The film did very well at the box office, making over $1 billion. To conclude this on a positive note, I will add, that Burton’s Alice in Wonderland, as bad as it is, is somehow better than the sequel, released a couple of years after this one, which finally closed the bin on this Burton-disney shitstorm. Burton, you should give us our money back, spend your remaining days in a remote monastery, repent, live on stale water and grains, and meditate on what you’ve done!
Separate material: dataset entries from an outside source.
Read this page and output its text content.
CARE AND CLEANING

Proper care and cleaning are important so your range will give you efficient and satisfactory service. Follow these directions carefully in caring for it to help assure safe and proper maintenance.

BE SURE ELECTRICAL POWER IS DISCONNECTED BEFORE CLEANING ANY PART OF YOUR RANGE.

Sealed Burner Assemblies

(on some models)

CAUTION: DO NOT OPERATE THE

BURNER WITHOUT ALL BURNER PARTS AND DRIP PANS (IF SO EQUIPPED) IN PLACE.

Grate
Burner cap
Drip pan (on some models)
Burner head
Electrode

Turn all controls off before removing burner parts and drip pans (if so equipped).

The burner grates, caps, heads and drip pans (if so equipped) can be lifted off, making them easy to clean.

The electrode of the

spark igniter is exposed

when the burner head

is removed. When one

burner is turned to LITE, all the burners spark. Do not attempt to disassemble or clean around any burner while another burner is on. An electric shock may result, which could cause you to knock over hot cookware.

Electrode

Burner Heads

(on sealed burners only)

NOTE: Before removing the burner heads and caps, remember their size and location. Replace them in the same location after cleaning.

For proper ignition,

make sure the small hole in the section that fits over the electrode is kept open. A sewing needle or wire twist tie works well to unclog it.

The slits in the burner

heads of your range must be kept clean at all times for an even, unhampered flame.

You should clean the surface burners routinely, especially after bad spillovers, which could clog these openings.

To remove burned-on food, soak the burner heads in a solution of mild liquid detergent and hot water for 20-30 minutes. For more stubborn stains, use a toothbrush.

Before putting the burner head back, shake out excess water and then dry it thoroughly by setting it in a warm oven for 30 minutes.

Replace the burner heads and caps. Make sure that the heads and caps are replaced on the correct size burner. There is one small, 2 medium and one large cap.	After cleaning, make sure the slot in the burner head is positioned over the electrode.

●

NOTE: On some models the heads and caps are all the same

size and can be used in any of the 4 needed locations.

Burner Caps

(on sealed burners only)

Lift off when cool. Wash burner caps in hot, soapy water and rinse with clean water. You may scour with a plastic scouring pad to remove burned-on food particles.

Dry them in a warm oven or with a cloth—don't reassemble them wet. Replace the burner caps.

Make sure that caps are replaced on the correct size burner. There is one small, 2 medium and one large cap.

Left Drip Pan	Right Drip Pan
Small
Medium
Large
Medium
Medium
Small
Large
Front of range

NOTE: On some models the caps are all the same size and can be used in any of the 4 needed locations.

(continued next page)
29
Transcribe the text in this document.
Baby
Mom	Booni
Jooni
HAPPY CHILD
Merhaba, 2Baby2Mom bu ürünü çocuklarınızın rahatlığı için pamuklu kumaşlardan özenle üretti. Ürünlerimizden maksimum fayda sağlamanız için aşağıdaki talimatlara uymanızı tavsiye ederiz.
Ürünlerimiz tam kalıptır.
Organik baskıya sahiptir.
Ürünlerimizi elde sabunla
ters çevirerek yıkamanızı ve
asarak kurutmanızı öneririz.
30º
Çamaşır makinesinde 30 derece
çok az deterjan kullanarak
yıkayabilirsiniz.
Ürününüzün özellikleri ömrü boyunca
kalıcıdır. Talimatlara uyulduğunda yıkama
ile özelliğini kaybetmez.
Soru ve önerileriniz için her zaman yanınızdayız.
    1. Langauge, my angry friend! I had to step in and edit your blessings.
      I do appreciate your comment, and my advice to you, is to start your own blog, and say whatever you want in it.
      Jan Svankmajer may be a beautiful genius, I did say I value him artistically, but then, i do find his work
      boring, and almost unwatchable. I know many disagree with me, but hey, thats a beautiful thing, having
      different opinions!

  1. A very honorable mention for the 1999 all-star cast version! Miranda Richardson and Martin Short’s portrayals are just some of the genius. Gene Wilder, Christopher Loyd, Peter Ustinov……….

  2. I like Burton’s Charlie and the Chocolate factory. I can’t say the same about his Alice in Wonderland.

  3. In the clip you like … listen to the reading of Jabberwocky … he mispronounces Borogoves … almost everyone does saying BorogRoves … almost everyone says Tugley Woods instead of Tulgy Woods … including Cumberbach in his reading.

  4. In the clip you like … listen to the reading of Jabberwocky … he mispronounces Borogoves … almost everyone does saying BorogRoves … almost everyone says Tugley Woods instead of Tulgy Woods … including Cumberbach in his reading.

  5. I watched the 1937 Snow White and the Seven Dwarfs for the first time today. It nudged me to look for the definitive version of Alice in Wonderland. I’m here on this comprehensive blog on the subject and learning that there just isn’t one? I’ve read enough about Tim Burton’s take on the classic that I’ll wait out Hollywood on making a live action that remains faithful to the source. And sending them my request here.
    But this is probably a dead thread soooo….

    1. Hi Phil,
      Thank you for the great comment. Dear me, I hope this is not a dead thread! (I’m not sure that the titans of Hollywood tend to my blog though).
      In general I claim that none of the over 50 film and TV productions of Alice in Wonderland have managed to adapt the book properly.
      As far as im concerened the best Alice in Wonderland movie hasnt been made yet.
      I love the 1937 Snow White and the Seven Dwarfs, Disney at its finest.

  6. You forgot to mention what I consider to be the very best depiction of Alice in Wonderland on film. The 1972 version starring Fiona Fullerton, with a beautiful score by John Barry. This one is truly the best of all. Fiona portrays Alice beautifully and the costumes/scenes were designed to match Tenniel’s original artistry. Is a phenomenal version.